LES OUBLIÉS DE TROMELIN
Les oubliés de Tromelin : une tragédie malgache dans l'océan Indien
Le 31 juillet 1761, la flûte française L'Utile, affrétée par la Compagnie des Indes, s'échoue violemment sur les récifs d'un minuscule îlot perdu dans l'océan Indien : l'île de Tromelin. À son bord, plus de 140 membres d'équipage et environ 160 Malgaches réduits en esclavage, embarqués clandestinement à Madagascar pour être vendus à l'île de France (Maurice).
Ce naufrage va donner naissance à l'un des épisodes les plus poignants et emblématiques de l'histoire de l'esclavage dans la région.
Le naufrage et l'abandon
Après l'impact, une partie des esclaves enfermés dans la cale se noie. Une centaine de survivants — membres d'équipage et Malgaches — parviennent à gagner la terre. Pendant plusieurs semaines, les naufragés improvisent une organisation fragile, partageant des ressources limitées sur cette île de sable d'à peine un kilomètre carré, dépourvue d'arbres et exposée à des vents violents.

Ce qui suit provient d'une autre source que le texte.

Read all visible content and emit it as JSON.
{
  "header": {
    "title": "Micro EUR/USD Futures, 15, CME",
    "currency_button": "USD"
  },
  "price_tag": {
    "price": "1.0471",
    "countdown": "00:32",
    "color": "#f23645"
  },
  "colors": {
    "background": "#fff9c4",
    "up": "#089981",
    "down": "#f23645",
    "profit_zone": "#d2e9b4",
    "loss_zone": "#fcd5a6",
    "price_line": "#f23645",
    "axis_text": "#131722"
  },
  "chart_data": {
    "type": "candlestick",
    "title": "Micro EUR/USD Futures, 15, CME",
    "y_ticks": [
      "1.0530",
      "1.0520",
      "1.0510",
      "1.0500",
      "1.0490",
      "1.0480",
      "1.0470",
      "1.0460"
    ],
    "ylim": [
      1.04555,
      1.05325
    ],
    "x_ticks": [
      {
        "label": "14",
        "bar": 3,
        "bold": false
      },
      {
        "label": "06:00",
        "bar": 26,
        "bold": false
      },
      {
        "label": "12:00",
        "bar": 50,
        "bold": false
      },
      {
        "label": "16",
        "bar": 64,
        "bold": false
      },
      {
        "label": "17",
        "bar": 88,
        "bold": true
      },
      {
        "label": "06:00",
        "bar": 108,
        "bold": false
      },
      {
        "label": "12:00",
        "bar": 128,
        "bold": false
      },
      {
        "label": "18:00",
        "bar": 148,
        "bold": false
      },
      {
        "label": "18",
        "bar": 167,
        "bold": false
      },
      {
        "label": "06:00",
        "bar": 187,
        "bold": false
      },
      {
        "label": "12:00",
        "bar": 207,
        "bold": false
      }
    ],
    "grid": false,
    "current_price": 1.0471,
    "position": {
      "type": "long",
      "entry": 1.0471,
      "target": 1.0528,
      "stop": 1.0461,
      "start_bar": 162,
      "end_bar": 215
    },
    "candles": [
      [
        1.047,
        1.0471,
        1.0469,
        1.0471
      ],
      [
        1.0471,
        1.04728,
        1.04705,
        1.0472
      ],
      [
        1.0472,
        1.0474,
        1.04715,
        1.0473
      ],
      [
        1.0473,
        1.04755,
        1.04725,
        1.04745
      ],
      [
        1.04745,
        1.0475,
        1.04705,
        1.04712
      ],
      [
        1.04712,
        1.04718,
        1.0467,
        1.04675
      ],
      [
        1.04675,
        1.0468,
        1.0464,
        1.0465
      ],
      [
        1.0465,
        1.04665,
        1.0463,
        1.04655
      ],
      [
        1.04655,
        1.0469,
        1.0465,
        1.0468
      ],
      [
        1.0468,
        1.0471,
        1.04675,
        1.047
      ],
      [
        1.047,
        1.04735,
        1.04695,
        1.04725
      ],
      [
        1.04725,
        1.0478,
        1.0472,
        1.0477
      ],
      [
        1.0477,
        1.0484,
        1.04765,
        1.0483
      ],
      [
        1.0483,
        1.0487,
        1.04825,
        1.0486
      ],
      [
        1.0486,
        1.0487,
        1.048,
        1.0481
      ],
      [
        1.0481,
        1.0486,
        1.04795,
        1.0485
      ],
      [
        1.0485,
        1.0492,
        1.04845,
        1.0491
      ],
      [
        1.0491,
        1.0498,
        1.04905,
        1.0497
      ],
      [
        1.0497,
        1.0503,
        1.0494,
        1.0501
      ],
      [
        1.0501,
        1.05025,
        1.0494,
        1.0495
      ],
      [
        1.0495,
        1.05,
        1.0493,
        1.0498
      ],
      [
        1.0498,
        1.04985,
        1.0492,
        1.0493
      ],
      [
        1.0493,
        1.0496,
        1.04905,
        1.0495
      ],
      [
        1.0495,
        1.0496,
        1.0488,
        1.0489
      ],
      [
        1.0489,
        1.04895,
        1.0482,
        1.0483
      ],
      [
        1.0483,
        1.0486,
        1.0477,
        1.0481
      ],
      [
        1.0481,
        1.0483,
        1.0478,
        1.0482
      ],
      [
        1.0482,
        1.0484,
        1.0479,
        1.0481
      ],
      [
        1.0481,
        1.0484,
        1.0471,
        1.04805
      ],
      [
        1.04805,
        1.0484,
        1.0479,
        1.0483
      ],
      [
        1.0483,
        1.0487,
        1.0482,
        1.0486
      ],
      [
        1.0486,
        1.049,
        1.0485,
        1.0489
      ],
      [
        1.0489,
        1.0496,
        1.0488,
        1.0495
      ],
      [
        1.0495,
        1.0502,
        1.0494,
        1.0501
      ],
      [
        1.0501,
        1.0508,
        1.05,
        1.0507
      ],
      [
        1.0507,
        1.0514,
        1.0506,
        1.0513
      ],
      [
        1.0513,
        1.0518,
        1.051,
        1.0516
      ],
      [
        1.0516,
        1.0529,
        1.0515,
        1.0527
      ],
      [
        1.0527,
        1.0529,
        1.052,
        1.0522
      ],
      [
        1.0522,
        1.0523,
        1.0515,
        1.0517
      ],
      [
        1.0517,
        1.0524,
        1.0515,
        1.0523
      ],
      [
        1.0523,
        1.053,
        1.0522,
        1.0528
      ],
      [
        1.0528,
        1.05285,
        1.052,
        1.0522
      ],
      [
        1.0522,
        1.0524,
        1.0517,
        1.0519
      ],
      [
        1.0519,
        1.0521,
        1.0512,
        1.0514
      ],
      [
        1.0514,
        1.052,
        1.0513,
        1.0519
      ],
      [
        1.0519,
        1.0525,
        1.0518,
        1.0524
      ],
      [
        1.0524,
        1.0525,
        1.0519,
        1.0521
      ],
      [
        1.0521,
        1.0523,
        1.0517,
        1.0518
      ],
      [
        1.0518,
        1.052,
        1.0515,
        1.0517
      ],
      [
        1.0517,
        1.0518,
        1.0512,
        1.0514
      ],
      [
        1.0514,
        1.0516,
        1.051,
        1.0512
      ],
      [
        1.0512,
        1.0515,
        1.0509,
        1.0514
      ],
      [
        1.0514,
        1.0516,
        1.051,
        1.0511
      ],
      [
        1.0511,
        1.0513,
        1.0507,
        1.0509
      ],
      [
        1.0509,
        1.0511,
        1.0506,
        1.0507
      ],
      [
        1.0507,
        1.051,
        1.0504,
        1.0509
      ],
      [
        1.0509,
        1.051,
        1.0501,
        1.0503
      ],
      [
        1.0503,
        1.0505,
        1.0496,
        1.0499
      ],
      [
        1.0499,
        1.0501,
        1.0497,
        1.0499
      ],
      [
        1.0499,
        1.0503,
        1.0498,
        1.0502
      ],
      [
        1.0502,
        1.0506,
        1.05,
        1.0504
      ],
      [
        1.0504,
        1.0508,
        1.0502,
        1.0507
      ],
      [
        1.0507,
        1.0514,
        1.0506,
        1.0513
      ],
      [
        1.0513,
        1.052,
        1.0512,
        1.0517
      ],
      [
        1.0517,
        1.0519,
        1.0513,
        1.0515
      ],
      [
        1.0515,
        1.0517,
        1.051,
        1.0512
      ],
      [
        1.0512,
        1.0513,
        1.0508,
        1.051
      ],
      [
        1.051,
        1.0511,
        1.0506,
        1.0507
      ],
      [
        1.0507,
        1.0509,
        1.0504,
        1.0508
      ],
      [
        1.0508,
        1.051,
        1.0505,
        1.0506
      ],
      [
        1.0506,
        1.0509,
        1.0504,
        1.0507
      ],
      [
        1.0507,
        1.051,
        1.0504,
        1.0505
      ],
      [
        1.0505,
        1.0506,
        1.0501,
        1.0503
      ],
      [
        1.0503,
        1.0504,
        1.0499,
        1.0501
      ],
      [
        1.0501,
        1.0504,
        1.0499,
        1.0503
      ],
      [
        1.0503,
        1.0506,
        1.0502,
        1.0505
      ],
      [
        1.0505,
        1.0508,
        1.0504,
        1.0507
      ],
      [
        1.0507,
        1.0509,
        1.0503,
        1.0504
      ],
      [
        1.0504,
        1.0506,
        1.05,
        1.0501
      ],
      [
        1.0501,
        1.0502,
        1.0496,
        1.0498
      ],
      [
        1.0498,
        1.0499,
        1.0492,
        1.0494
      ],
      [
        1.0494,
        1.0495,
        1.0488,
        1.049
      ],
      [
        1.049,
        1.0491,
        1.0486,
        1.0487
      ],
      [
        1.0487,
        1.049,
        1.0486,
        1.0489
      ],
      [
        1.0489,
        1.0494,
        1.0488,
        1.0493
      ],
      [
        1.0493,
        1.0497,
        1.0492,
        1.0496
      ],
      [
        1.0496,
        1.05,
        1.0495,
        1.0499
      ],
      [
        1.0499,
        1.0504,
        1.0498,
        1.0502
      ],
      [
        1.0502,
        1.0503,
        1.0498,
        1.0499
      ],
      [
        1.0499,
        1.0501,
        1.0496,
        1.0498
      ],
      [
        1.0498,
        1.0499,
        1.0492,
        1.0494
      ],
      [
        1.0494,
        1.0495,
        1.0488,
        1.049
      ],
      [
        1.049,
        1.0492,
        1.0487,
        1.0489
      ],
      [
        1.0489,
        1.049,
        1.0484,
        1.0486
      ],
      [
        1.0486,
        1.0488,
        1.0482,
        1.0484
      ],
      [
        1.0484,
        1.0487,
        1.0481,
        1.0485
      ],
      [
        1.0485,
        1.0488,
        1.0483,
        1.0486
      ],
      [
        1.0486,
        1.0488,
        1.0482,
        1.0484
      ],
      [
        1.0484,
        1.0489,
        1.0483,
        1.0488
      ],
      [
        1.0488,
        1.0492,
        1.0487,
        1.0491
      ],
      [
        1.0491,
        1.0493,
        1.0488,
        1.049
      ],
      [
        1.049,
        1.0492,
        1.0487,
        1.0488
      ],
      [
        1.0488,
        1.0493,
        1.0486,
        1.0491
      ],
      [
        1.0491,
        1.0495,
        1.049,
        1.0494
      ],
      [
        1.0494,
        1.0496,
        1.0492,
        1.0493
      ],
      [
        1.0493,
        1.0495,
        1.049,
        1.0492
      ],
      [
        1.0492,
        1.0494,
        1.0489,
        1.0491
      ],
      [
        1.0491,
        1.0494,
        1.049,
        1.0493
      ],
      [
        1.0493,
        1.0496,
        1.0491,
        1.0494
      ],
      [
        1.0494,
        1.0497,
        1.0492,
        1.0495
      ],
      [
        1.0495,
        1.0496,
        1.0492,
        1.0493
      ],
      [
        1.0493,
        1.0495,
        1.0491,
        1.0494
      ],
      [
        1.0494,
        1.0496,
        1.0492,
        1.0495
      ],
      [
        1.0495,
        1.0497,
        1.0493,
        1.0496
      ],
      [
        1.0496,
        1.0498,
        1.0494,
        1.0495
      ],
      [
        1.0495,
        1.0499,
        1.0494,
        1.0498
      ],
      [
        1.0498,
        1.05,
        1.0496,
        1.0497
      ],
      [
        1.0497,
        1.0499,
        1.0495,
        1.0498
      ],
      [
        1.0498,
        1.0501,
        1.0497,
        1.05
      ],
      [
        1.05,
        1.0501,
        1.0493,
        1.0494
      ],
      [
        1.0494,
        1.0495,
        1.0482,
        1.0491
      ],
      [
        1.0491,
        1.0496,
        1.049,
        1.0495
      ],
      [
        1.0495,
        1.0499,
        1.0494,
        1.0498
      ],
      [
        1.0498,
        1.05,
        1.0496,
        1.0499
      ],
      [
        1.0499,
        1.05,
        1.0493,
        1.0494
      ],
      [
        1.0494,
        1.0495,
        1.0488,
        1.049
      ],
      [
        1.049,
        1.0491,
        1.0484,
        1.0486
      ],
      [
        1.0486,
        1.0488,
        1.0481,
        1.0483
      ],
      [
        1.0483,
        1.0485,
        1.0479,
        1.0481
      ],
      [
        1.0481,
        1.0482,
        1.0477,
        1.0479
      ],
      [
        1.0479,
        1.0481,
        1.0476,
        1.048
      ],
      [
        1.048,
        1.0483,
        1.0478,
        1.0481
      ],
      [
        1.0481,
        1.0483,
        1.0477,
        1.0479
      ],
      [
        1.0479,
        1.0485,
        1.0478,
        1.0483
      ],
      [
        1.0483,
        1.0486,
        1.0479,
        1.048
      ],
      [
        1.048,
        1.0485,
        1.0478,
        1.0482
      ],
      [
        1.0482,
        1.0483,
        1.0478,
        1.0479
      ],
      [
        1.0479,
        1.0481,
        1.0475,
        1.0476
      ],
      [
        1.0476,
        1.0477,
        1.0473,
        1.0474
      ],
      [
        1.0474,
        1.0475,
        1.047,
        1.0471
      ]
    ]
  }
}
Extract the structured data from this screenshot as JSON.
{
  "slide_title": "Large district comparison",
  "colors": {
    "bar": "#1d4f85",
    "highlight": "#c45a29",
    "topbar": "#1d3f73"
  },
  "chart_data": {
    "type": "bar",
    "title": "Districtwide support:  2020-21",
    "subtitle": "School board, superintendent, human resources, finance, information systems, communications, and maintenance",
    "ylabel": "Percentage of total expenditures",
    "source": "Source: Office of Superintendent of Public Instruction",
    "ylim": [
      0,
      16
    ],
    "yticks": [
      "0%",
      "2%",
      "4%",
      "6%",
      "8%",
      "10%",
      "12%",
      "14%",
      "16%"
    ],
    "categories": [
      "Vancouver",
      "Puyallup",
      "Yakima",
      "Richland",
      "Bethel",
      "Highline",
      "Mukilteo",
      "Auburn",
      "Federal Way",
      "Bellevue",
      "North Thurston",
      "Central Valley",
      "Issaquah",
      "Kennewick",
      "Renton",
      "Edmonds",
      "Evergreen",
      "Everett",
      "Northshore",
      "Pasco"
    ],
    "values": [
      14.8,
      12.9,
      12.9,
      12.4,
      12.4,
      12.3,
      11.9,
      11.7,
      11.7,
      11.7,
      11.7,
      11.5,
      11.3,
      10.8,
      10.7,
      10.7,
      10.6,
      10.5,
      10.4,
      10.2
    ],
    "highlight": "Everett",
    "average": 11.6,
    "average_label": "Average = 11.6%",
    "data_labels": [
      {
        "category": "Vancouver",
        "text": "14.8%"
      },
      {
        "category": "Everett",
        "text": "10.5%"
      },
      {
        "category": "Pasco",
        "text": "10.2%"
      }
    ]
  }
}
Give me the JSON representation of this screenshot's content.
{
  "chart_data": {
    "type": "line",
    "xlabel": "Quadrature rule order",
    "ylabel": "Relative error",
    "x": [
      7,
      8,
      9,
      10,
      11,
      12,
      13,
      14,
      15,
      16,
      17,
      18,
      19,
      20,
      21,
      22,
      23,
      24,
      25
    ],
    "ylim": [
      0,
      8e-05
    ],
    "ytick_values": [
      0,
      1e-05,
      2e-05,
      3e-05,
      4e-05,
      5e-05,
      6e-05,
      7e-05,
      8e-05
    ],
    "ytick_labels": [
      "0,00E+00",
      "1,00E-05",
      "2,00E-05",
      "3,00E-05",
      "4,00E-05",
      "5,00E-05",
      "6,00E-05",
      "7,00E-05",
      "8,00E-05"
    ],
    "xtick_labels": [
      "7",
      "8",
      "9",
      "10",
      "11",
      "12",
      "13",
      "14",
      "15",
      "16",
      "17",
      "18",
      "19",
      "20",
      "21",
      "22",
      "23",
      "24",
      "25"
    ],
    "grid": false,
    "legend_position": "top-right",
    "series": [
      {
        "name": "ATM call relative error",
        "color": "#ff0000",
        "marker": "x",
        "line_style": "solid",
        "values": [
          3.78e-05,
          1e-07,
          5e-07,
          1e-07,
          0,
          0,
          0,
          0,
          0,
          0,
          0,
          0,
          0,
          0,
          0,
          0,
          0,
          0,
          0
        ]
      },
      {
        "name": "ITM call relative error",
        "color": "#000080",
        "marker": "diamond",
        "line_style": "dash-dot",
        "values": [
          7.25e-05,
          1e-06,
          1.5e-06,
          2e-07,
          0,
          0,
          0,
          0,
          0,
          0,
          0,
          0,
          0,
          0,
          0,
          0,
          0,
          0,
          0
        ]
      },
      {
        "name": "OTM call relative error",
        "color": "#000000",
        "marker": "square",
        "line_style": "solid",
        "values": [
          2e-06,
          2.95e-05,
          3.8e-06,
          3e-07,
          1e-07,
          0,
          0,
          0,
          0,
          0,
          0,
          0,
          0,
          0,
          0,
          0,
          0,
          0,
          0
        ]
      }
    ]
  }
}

Sous la direction de l'officier Barthélémy Castellan du Vernet, les marins construisent une embarcation de fortune à partir des restes du navire.
En septembre 1761, l'équipage quitte l'île, promettant de revenir secourir les Malgaches laissés derrière eux.
Mais la promesse ne sera pas tenue. Les survivants malgaches resteront quinze années seuls face aux éléments.
Quinze ans de survie : ingénierie, résistance et solidarité
Les recherches archéologiques dirigées par Max Guérout (GRAN – Groupe de Recherche en Archéologie Navale) au début des années 2000 ont mis au jour des traces frappantes de l'ingéniosité des rescapés.
Parmi les découvertes :
* Des abris en pierre soigneusement aménagés pour résister aux cyclones ;
* Un four et des foyers, construits en réutilisant des matériaux de l'épave ;
* Des ustensiles métalliques retravaillés, preuve d'un véritable savoir-faire en métallurgie ;
* Une exploitation organisée des ressources disponibles : oiseaux marins, œufs, tortues, poissons, récupération de l'eau de pluie.
Ces objets révèlent une société en miniature, structurée, capable de transformer un territoire hostile en lieu de survie durable.
Les rescapés ont aussi su faire perdurer le feu, malgré l'absence de bois, probablement grâce au métal incandescent ou à des braises entretenues sans interruption.
Le retour de la France et le sauvetage
Ce n'est que le 29 novembre 1776, après plusieurs tentatives avortées, qu'un navire français — la corvette La Dauphine — parvient enfin à accéder à l'île.
À bord, un jeune officier : Jacques-Marie Le Goarant de Tromelin, qui donnera son nom à l'îlot.
Il découvre alors huit survivants :
sept femmes et un enfant de huit mois, descendants des naufragés de 1761.
L'émotion suscitée par cette découverte est forte et alimente, en France comme dans l'océan Indien, les débats grandissants contre l'esclavage. Le destin de ces survivants devint un symbole de la dignité et de la résistance d'êtres humains d'abord considérés comme une cargaison.Un chapitre essentiel de la mémoire régionale.
Aujourd'hui, l'histoire des « esclaves oubliés de Tromelin » constitue un repère important de la mémoire de la traite dans l'océan Indien. Les objets mis au jour sont exposés dans plusieurs musées, et l'île elle-même est désormais un site protégé.
Ce récit rappelle la brutalité de la traite esclavagiste, mais aussi la force incroyable de ces femmes et hommes qui ont refusé de disparaître.
À la croisée de l'histoire réunionnaise, malgache, mauricienne et française, l'affaire de Tromelin demeure un héritage commun : celui de la lutte pour la survie et la dignité.
Sources
1. Max Guérout & Thomas Romon, Tromelin : L'île aux esclaves oubliés, CNRS Éditions / Inrap.
2. Inrap – Institut national de recherches archéologiques préventives, dossiers et rapports d'archéologie sur les missions 2006–2008 à Tromelin.
3. Jean-François Filliot, La Traite des esclaves vers les Mascareignes au XVIIIᵉ siècle, École des Hautes Études en Sciences Sociales.